I thought this session was tremendous. We heard experts in their field present data that’s published, but we also saw new research that has just emerged during the past week and the past several months. We also heard their thoughts on directions forward and about results of potentially two new studies that may direct our patient care. We have one FDA-approved drug, which is new compared to a year ago. We heard some warnings about its potential side effects and the need for special training, with the FDA requesting that providers register to be able to write this prescription. It’s fairly easy to get approved, but it’s a nice reminder that these drugs have side effects. We also heard a call for further investigation because there are a number of areas that we don’t quite understand completely. There were descriptions of gene mutations, about whether they could even be new targets for therapy, so I think that these sessions were incredibly informative for me. They were also informative because the speakers presented questions to the audience before their sessions began and received some clearly wrong answers from the audience. I interpret that as the fact that this is a rare disease, and most people in the audience don’t see hundreds of these patients. So, it’s an educational opportunity for us to go forward, to see those errors and think about what we can help do to further educate everyone.
- Richard T. Kloos, MD
Secretary and Chief Operating Officer
American Thyroid Association
Disclosure: Dr. Kloos reports no relevant financial disclosures.

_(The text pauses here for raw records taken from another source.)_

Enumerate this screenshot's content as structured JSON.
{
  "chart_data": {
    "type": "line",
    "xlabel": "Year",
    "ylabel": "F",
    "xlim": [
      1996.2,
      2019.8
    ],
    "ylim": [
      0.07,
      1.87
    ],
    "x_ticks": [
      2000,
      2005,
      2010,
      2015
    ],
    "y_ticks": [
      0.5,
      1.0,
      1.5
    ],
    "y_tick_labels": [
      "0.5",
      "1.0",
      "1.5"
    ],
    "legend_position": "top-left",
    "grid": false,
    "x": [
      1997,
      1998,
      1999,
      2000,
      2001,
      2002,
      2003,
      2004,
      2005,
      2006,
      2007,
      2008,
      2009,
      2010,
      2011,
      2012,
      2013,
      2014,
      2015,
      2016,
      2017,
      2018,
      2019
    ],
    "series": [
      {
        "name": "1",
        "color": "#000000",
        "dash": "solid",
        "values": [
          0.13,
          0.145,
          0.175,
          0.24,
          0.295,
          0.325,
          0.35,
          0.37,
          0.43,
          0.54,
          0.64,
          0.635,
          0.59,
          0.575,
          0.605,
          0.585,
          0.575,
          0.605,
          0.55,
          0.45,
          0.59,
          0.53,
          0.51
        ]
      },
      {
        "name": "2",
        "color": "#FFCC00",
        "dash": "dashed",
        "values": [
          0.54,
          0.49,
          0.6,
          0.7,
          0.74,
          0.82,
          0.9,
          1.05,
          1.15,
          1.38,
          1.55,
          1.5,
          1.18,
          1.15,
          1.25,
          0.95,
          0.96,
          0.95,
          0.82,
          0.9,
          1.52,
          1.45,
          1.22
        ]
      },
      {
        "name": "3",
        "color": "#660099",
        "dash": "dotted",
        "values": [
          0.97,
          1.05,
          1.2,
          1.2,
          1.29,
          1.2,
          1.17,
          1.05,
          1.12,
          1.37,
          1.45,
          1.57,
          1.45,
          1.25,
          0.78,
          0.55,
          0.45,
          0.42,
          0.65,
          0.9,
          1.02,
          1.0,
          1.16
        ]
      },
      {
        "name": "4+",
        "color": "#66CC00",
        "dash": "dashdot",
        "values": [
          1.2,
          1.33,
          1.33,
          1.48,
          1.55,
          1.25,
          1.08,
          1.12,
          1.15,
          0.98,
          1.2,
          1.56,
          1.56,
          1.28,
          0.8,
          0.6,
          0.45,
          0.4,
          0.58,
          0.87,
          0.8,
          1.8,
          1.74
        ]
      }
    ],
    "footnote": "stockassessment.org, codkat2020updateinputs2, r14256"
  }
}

This was an unbelievably good presentation, very clear, and it helped to clarify how genetic testing in not only familial cases but also sporadic cases can help direct therapy and clarify the correct surgical approach, and the hope with some of the new chemotherapy agents.
- Carol Greenlee, MD
Western Slope Endocrinology
Grand Junction, CO
Disclosure: Dr. Greenlee reports no relevant financial disclosures.